Most cancer patients approach taking pain medications with apprehension, but there were also those whose behavior and history trigger flags for chemical coping. One patient showed up intoxicated, refused a urine test, and demanded a month’s worth of oxycontin. She stormed out when her request was denied. Another patient was a man who spent his life battling drug addiction, hesitant to take the pills he felt defined so much of his life, only to find them a necessary blessing at the end. There is a sharp point to Dr. Hui’s metaphorical knife, one I felt acutely the day a patient told us that his teenage daughter overdosed on his prescribed morphine just days earlier. The encounter is one so fraught and distressed that the very air in the clinic seemed to tingle with tension. Over and over again, the patient moaned that no parent should have to bury their child.
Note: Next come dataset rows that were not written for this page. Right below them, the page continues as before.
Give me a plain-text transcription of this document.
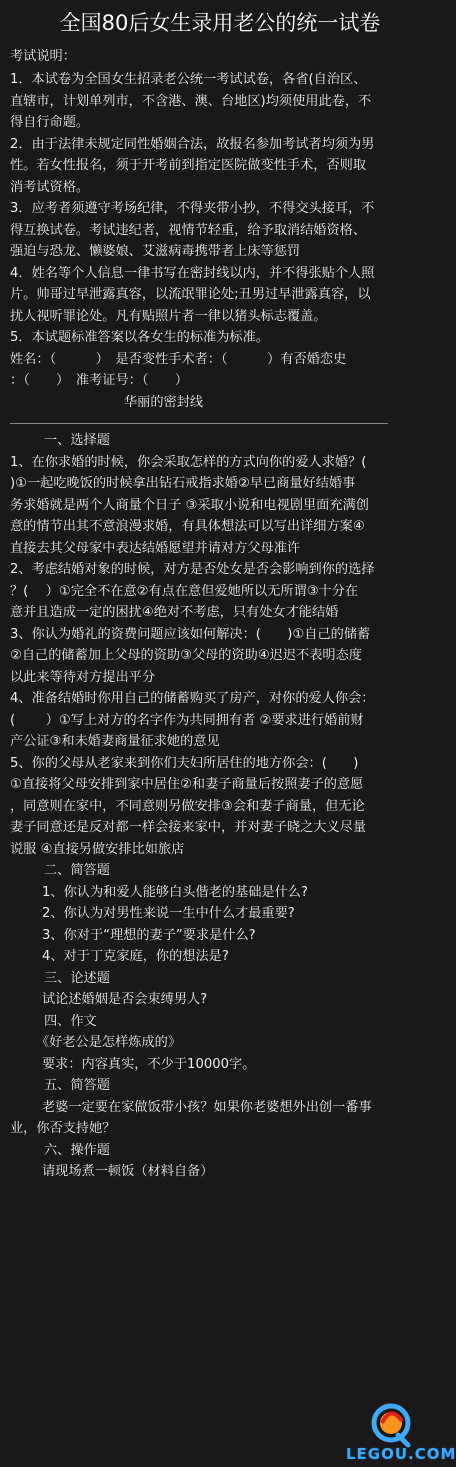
全国80后女生录用老公的统一试卷
考试说明：
1．本试卷为全国女生招录老公统一考试试卷，各省(自治区、
直辖市，计划单列市，不含港、澳、台地区)均须使用此卷，不
得自行命题。
2．由于法律未规定同性婚姻合法，故报名参加考试者均须为男
性。若女性报名，须于开考前到指定医院做变性手术，否则取
消考试资格。
3．应考者须遵守考场纪律，不得夹带小抄，不得交头接耳，不
得互换试卷。考试违纪者，视情节轻重，给予取消结婚资格、
强迫与恐龙、懒婆娘、艾滋病毒携带者上床等惩罚
4．姓名等个人信息一律书写在密封线以内，并不得张贴个人照
片。帅哥过早泄露真容，以流氓罪论处;丑男过早泄露真容，以
扰人视听罪论处。凡有贴照片者一律以猪头标志覆盖。
5．本试题标准答案以各女生的标准为标准。
姓名：（　　　）　是否变性手术者：（　　　）有否婚恋史
：（　　）　准考证号：（　　）
华丽的密封线
一、选择题
1、在你求婚的时候，你会采取怎样的方式向你的爱人求婚？(
)①一起吃晚饭的时候拿出钻石戒指求婚②早已商量好结婚事
务求婚就是两个人商量个日子 ③采取小说和电视剧里面充满创
意的情节出其不意浪漫求婚，有具体想法可以写出详细方案④
直接去其父母家中表达结婚愿望并请对方父母准许
2、考虑结婚对象的时候，对方是否处女是否会影响到你的选择
？(　 ）①完全不在意②有点在意但爱她所以无所谓③十分在
意并且造成一定的困扰④绝对不考虑，只有处女才能结婚
3、你认为婚礼的资费问题应该如何解决：(　　)①自己的储蓄
②自己的储蓄加上父母的资助③父母的资助④迟迟不表明态度
以此来等待对方提出平分
4、准备结婚时你用自己的储蓄购买了房产，对你的爱人你会：
(　　 ）①写上对方的名字作为共同拥有者 ②要求进行婚前财
产公证③和未婚妻商量征求她的意见
5、你的父母从老家来到你们夫妇所居住的地方你会：(　　)
①直接将父母安排到家中居住②和妻子商量后按照妻子的意愿
，同意则在家中，不同意则另做安排③会和妻子商量，但无论
妻子同意还是反对都一样会接来家中，并对妻子晓之大义尽量
说服 ④直接另做安排比如旅店
二、简答题
1、你认为和爱人能够白头偕老的基础是什么?
2、你认为对男性来说一生中什么才最重要?
3、你对于“理想的妻子”要求是什么?
4、对于丁克家庭，你的想法是?
三、论述题
试论述婚姻是否会束缚男人?
四、作文
《好老公是怎样炼成的》
要求：内容真实，不少于10000字。
五、简答题
老婆一定要在家做饭带小孩？如果你老婆想外出创一番事
业，你否支持她？
六、操作题
请现场煮一顿饭（材料自备）
LEGOU.COM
His words clotted in my ears like wax.
It is this very reason that pediatric palliative care is a whole different animal, as I discovered during my time on the consult service. During my few days in the children’s wing, we suited up in gowns and gloves and masks to meet with a teenage boy who never looked up from his videogame. I could not imagine why he wouldn’t talk about his pain, his symptoms, so that they could be fixed. The attending explained that his video games were his escape, and we were the ultimate intrusion to the fantasy. The next day, I noticed that the video game avatar was a character so encased in armor that even his face was covered and his arms were connected to the swords he carried. A far cry from the shirtless boy on the bed, connected to a web of IVs through his arms and stomach.
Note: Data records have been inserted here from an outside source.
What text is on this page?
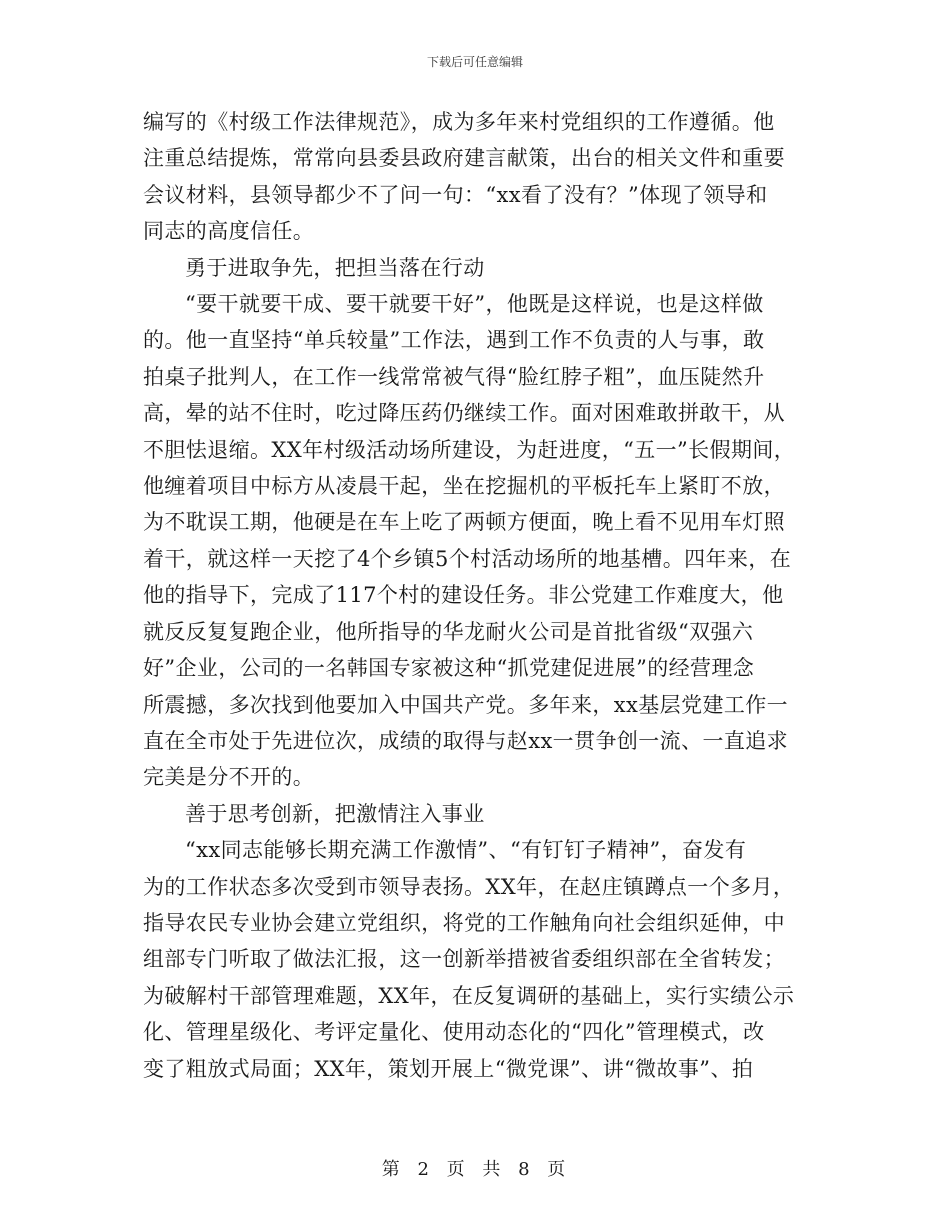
下载后可任意编辑

编写的《村级工作法律规范》，成为多年来村党组织的工作遵循。他
注重总结提炼，常常向县委县政府建言献策，出台的相关文件和重要
会议材料，县领导都少不了问一句：“xx看了没有？”体现了领导和
同志的高度信任。

勇于进取争先，把担当落在行动

“要干就要干成、要干就要干好”，他既是这样说，也是这样做
的。他一直坚持“单兵较量”工作法，遇到工作不负责的人与事，敢
拍桌子批判人，在工作一线常常被气得“脸红脖子粗”，血压陡然升
高，晕的站不住时，吃过降压药仍继续工作。面对困难敢拼敢干，从
不胆怯退缩。XX年村级活动场所建设，为赶进度，“五一”长假期间，
他缠着项目中标方从凌晨干起，坐在挖掘机的平板托车上紧盯不放，
为不耽误工期，他硬是在车上吃了两顿方便面，晚上看不见用车灯照
着干，就这样一天挖了4个乡镇5个村活动场所的地基槽。四年来，在
他的指导下，完成了117个村的建设任务。非公党建工作难度大，他
就反反复复跑企业，他所指导的华龙耐火公司是首批省级“双强六
好”企业，公司的一名韩国专家被这种“抓党建促进展”的经营理念
所震撼，多次找到他要加入中国共产党。多年来，xx基层党建工作一
直在全市处于先进位次，成绩的取得与赵xx一贯争创一流、一直追求
完美是分不开的。

善于思考创新，把激情注入事业

“xx同志能够长期充满工作激情”、“有钉钉子精神”，奋发有
为的工作状态多次受到市领导表扬。XX年，在赵庄镇蹲点一个多月，
指导农民专业协会建立党组织，将党的工作触角向社会组织延伸，中
组部专门听取了做法汇报，这一创新举措被省委组织部在全省转发；
为破解村干部管理难题，XX年，在反复调研的基础上，实行实绩公示
化、管理星级化、考评定量化、使用动态化的“四化”管理模式，改
变了粗放式局面；XX年，策划开展上“微党课”、讲“微故事”、拍

第 2 页 共 8 页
There are also patients and families that recognize the extraordinary in their treatment team, as I did. They would wonder aloud how anyone could possibly come to work every day, knowing what challenges and pain they would face. I wondered this too at the start of my rotation, but I have my answer now. As a doctor, there is almost nothing more rewarding than taking someone’s pain and problems and helping them feel better. It is why most people go to medical school in the first place, to desire to relieve suffering. This simple idea is the heart and soul of palliative medicine, the reason it is needed as a field so profoundly, and the motivation to choose it as a career.
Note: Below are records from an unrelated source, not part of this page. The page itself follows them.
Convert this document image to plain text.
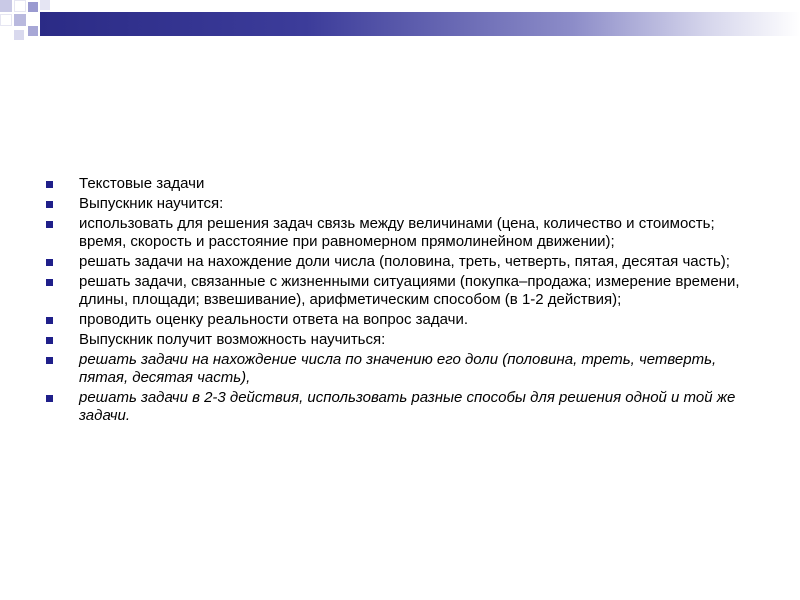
Текстовые задачи
Выпускник научится:
использовать для решения задач связь между величинами (цена, количество и стоимость; время, скорость и расстояние при равномерном прямолинейном движении);
решать задачи на нахождение доли числа (половина, треть, четверть, пятая, десятая часть);
решать задачи, связанные с жизненными ситуациями (покупка–продажа; измерение времени, длины, площади; взвешивание), арифметическим способом (в 1-2 действия);
проводить оценку реальности ответа на вопрос задачи.
Выпускник получит возможность научиться:
решать задачи на нахождение числа по значению его доли (половина, треть, четверть, пятая, десятая часть),
решать задачи в 2-3 действия, использовать разные способы для решения одной и той же задачи.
Although I still cannot say definitively what my future plans will be, I know I will strive to incorporate these ideals in my future practice. My six weeks rotating in palliative care taught me so much about the juxtaposition of life and love among suffering and death. My time there as a rotating medical student was more eye opening than I could have imagined. Every day when I walked in, I felt reminded me what was really important. Pain may be the great equalizer, but there are things it cannot take away. The love of families who gather around their own and fill the room with their love. The faith in God that lifts the spirits of those whose bodies have been dragged down. The memories that one has the chance to make up until the final breath. I am reminded that each day good or bad is a blessing, that the time I am given is an immeasurable opportunity, that the life I am living is my only true possession, that my faith is a renewable source of strength, and that love is the greatest joy. The gift of perspective is a powerful strength, one I hope I will take with me on the journey of my medical career and the rest of my life.”